Derivative propagation is easy to implement wrong without noticing. So I added an explicit verification step: compare the propagated derivatives with finite difference approximations:

$$ \dot{z}t \approx \frac{z{t+1}-z_{t-1}}{2\Delta t},\quad \ddot{z}t \approx \frac{z{t-1}-2z_t+z_{t+1}}{\Delta t^2} $$

This is not about getting perfect equality—small differences are expected—but it quickly catches bugs in chain-rule propagation.

2.3 Training loss: reconstruction + dynamics + sparsity

The training objective combines multiple terms:

$$ \mathcal{L}=||x-\hat{x}||^2 +\lambda_{\ddot{z}}||\ddot{z}-\hat{\ddot{z}}||^2 +\lambda_{\ddot{x}}||\ddot{x}-\hat{\ddot{x}}||^2 +\lambda_1||\Xi||_1 $$

So the autoencoder can’t just memorize inputs: it also has to create a latent coordinate where the dynamics are simple and sparse. One small but important trick in the notebook is the refinement phase: start with L1 regularization (to push sparsity), then reduce it to fine-tune the remaining active terms.

3 SINDy-Autoencoder on Videos

For the last part, I created an artificial video embedding using Gaussian peaks and computed derivatives with finite differences.

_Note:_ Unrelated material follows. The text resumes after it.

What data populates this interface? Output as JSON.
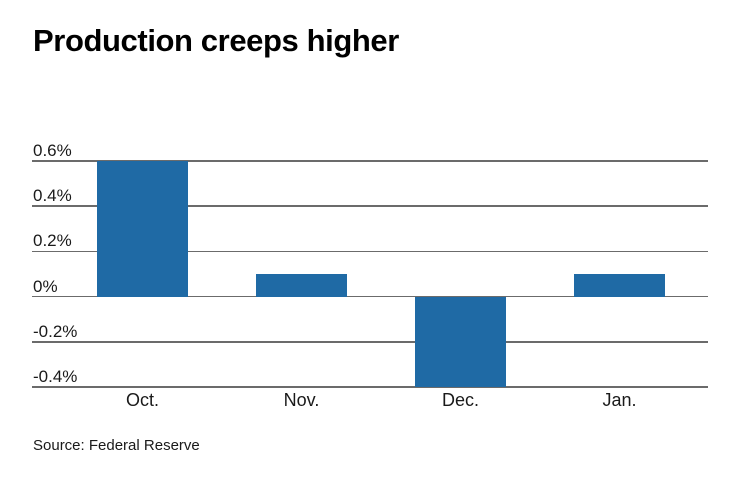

This is where ST can become unstable: in high-dimensional settings, you can prune too aggressively or keep noisy terms because the optimization is messy. The notebook conclusion is basically: PTAT is more robust than ST here, because it prunes only when the coefficient is consistently small and not trending back up.

References

  1. Tan, K. (2026). SINDy implementation and experiments. GitHub repository: https://github.com/mrtanke/SINDy .
  2. Brunton, S. L., Proctor, J. L., & Kutz, J. N. (2016). Discovering governing equations from data by sparse identification of nonlinear dynamical systems. Proceedings of the National Academy of Sciences, 113(15), 3932–3937. https://doi.org/10.1073/pnas.1517384113
  3. de Silva, B. M., Champion, K., Quade, M., Loiseau, J.-C., Kutz, J. N., & Brunton, S. L. (2020). PySINDy: A Python package for the sparse identification of nonlinear dynamical systems from data. Journal of Open Source Software, 5(49), 2104. https://doi.org/10.21105/joss.02104
  4. Tibshirani, R. (1996). Regression shrinkage and selection via the lasso. Journal of the Royal Statistical Society: Series B (Methodological), 58(1), 267–288. https://doi.org/10.1111/j.2517-6161.1996.tb02080.x
  5. Hastie, T., Tibshirani, R., & Friedman, J. (2009). The Elements of Statistical Learning: Data Mining, Inference, and Prediction (2nd ed.). Springer. https://doi.org/10.1007/978-0-387-84858-7
  6. Pedregosa, F., Varoquaux, G., Gramfort, A., et al. (2011). Scikit-learn: Machine learning in Python. Journal of Machine Learning Research, 12, 2825–2830.
  7. Paszke, A., Gross, S., Massa, F., et al. (2019). PyTorch: An imperative style, high-performance deep learning library. In Advances in Neural Information Processing Systems (NeurIPS), 32.